Will the last person please turn off the lights

22 10 2007

A large part of the northern suburbs has been without power for the past six days or so. My friend Trevor tells me he’s become a fair grave digger; mainly for the chickens and other meat that went rotten in his deep freeze. Apparently the power came back on this morning though it was way too late for most. I am more lucky – we seldom get power cuts here and the only likely reason is that we are on the same power grid as an engineers’ barracks down the road (must keep the army happy). I don’t make a fuss about it, it seems that people don’t appreciate the more fortunate. What? You are not suffering like the rest of us?

Yesterday I caught a lift with Andre out to Chinhoyi to check out a small airstrip that we could perhaps use to winch up our paragliders. It was not great weather but the trip was a success and I got a reasonable flight to a nearby polo ground and we decided it was definitely worth another trip when the weather was less ominous. On the way out we chatted about the things that Zimbabweans chat about; power shortages, water shortages, milk shortages, where to find bread etc. Andre mentioned that a tree in his next door neighbour’s plot had fallen on the power line and ZESA had actually come out quite quickly to sort it out.

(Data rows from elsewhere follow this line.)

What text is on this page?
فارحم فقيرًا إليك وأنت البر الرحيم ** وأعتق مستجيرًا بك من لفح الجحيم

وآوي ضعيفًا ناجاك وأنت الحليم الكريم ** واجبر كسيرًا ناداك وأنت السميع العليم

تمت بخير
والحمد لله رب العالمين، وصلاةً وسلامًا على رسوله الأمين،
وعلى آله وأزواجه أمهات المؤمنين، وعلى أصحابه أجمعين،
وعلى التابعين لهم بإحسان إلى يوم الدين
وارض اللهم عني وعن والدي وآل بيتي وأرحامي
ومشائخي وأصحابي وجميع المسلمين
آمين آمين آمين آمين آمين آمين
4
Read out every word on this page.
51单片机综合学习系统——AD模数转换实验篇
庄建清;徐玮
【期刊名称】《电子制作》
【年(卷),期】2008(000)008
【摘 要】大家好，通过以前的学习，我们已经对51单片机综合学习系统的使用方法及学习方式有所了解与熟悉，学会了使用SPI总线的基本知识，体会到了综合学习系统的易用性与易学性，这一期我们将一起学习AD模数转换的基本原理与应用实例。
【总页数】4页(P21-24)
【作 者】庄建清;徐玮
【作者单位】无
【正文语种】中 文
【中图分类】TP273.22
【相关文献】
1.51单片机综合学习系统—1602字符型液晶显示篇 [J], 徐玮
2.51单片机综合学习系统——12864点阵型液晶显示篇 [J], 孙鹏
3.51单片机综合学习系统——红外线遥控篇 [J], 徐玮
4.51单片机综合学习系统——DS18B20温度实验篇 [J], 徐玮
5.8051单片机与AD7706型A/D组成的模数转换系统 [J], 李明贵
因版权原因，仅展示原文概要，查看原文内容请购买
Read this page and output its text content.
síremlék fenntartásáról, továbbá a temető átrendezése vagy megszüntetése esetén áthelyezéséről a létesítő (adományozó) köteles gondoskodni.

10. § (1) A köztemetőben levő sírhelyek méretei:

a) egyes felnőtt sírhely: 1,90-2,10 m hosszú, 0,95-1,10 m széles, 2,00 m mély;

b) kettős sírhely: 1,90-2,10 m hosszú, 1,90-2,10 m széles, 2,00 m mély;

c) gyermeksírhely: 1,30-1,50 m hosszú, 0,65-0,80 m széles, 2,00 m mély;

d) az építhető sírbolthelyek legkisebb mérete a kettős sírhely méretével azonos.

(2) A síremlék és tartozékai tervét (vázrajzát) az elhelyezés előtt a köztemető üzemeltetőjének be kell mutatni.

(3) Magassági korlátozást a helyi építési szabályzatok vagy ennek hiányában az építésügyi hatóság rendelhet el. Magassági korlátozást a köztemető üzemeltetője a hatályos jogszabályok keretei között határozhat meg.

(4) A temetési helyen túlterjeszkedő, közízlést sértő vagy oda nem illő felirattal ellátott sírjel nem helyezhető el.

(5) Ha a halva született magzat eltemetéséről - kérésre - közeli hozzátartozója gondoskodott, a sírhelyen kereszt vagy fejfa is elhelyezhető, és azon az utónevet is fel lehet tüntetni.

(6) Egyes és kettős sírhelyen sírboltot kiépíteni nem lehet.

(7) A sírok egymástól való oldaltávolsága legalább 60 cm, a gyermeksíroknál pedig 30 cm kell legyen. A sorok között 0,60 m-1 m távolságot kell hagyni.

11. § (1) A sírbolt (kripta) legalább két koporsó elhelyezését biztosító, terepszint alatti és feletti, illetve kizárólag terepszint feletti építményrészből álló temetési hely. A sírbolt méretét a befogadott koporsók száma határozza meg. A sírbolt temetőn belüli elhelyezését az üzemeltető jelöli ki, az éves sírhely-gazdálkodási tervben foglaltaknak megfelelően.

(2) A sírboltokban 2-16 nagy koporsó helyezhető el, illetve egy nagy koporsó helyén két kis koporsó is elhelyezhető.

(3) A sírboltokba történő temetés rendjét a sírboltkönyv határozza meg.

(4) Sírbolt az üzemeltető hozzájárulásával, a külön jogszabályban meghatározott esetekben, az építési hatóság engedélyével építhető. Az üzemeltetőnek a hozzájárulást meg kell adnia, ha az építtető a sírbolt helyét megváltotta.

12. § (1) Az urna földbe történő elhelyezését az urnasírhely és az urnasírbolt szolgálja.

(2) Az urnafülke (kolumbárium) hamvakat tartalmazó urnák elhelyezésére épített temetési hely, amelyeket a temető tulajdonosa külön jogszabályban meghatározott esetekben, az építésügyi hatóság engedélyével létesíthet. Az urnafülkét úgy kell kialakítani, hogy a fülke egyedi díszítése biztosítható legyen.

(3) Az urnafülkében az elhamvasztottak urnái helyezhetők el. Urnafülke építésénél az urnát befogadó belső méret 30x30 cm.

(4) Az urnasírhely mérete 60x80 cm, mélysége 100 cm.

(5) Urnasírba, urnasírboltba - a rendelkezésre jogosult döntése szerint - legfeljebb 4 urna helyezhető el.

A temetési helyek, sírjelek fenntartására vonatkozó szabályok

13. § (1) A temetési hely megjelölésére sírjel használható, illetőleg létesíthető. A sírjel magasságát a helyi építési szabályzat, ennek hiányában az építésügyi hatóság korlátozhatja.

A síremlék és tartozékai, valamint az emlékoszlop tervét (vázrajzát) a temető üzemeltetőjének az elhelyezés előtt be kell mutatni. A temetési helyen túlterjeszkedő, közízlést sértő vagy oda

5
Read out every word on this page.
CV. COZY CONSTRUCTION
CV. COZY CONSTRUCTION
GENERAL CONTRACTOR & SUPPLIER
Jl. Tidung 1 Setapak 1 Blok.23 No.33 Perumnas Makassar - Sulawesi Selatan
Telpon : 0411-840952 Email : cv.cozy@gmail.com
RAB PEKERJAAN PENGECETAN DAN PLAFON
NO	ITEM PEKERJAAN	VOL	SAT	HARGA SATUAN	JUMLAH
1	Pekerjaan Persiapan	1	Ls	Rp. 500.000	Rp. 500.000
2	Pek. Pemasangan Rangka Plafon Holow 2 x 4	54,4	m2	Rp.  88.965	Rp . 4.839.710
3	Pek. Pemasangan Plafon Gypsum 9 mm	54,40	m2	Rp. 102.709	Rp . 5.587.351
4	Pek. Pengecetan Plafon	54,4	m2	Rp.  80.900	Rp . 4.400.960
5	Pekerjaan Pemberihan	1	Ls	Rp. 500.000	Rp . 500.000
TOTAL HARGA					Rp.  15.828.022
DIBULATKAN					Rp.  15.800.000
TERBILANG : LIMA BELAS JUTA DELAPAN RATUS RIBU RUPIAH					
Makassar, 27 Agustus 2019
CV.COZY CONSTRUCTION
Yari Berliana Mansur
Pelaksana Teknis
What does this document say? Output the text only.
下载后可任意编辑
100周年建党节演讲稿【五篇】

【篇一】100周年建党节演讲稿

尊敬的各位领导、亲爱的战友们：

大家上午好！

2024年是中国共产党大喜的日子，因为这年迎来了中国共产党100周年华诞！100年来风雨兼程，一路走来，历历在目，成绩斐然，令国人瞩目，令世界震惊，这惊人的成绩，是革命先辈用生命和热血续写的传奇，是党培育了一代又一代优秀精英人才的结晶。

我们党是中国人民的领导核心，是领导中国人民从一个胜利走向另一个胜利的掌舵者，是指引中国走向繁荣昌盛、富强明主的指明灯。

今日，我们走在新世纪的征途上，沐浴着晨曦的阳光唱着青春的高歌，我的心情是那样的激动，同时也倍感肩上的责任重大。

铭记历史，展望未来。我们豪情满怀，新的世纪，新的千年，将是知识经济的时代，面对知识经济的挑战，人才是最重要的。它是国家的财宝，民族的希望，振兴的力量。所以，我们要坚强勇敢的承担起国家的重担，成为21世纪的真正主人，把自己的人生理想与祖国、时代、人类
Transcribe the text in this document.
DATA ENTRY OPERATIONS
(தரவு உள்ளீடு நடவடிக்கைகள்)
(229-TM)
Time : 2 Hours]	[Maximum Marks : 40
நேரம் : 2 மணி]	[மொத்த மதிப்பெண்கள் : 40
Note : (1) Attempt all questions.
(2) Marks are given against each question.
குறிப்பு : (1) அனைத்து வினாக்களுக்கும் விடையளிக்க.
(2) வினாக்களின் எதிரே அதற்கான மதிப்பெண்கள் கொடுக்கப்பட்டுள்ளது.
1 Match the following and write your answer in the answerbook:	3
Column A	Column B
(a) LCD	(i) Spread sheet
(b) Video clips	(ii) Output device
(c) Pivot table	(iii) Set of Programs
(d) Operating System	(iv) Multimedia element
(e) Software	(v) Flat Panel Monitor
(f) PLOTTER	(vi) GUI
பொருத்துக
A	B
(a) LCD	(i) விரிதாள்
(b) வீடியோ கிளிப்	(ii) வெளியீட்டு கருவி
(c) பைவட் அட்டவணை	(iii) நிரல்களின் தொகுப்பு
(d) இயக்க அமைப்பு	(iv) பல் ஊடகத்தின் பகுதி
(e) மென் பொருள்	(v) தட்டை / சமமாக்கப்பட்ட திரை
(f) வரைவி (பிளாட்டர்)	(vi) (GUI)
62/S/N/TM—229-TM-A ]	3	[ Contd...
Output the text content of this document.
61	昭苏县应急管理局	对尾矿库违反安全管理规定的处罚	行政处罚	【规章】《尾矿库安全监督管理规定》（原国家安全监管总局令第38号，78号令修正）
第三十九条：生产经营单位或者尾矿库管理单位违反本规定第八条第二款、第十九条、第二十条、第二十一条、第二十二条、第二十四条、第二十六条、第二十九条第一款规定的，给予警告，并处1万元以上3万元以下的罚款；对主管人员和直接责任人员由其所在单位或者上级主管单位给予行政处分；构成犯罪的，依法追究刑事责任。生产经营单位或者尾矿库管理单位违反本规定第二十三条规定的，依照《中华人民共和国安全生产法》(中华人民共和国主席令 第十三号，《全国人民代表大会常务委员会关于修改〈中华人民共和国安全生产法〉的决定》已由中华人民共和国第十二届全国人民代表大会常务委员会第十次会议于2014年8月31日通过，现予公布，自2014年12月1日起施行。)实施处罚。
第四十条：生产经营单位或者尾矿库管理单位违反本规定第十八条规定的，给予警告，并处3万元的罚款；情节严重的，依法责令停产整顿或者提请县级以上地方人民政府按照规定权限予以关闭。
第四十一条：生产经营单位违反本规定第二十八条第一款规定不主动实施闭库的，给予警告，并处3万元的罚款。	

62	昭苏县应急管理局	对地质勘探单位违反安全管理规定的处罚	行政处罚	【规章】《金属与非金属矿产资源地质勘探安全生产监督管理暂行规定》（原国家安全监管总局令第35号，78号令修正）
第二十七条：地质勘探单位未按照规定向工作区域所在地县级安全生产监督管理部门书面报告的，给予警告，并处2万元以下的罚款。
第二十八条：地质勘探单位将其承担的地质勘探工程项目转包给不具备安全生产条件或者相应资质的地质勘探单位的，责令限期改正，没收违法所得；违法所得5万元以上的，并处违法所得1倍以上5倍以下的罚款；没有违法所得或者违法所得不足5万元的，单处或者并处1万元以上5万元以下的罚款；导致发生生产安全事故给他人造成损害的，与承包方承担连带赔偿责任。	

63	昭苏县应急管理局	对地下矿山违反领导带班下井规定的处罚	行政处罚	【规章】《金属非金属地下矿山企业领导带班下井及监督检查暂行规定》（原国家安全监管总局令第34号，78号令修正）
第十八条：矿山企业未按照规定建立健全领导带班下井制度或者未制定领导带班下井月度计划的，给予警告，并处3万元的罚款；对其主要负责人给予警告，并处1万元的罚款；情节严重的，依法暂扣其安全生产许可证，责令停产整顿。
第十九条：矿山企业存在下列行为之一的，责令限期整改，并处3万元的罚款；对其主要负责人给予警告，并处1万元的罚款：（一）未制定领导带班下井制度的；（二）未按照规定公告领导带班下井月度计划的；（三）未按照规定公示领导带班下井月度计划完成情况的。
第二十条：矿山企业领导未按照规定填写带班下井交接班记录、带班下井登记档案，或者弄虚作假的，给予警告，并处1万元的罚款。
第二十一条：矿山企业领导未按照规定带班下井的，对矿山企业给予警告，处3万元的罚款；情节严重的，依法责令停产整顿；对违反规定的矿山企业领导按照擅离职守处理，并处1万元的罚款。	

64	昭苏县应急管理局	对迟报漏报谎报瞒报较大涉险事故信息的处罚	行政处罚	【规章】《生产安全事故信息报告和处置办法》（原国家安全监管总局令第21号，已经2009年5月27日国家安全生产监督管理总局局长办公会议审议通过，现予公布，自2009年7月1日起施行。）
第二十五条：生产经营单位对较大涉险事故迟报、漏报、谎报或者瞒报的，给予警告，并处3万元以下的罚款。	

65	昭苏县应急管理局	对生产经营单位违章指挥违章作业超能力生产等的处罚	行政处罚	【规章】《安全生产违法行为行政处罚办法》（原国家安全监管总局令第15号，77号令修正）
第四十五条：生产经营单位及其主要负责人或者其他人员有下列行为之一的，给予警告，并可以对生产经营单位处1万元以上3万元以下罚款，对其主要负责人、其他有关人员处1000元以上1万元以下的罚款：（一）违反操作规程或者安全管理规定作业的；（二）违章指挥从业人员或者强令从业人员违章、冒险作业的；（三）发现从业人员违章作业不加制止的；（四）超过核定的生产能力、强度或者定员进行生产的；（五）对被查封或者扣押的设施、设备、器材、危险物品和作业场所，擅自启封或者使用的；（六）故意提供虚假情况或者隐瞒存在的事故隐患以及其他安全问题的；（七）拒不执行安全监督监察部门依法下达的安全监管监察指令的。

He got chatting to the senior technician and was rewarded with some interesting but depressing statistics.

  • There is all of 450MW of power available for THE ENTIRE COUNTRY! The mines get first call so no surprise that there is so little power left for the rest of us.
  • Namibia did a deal with Zimbabwe and put some money into the power system. It means that we must supply them next year with 150MW. Given that Wankie is unlikely to come on line with anything significant, the power outages are only going to get worse.
  • The fault that caused the outage in the northern suburbs could not be found because the tracing equipment was too old. They had to get help from Bulawayo.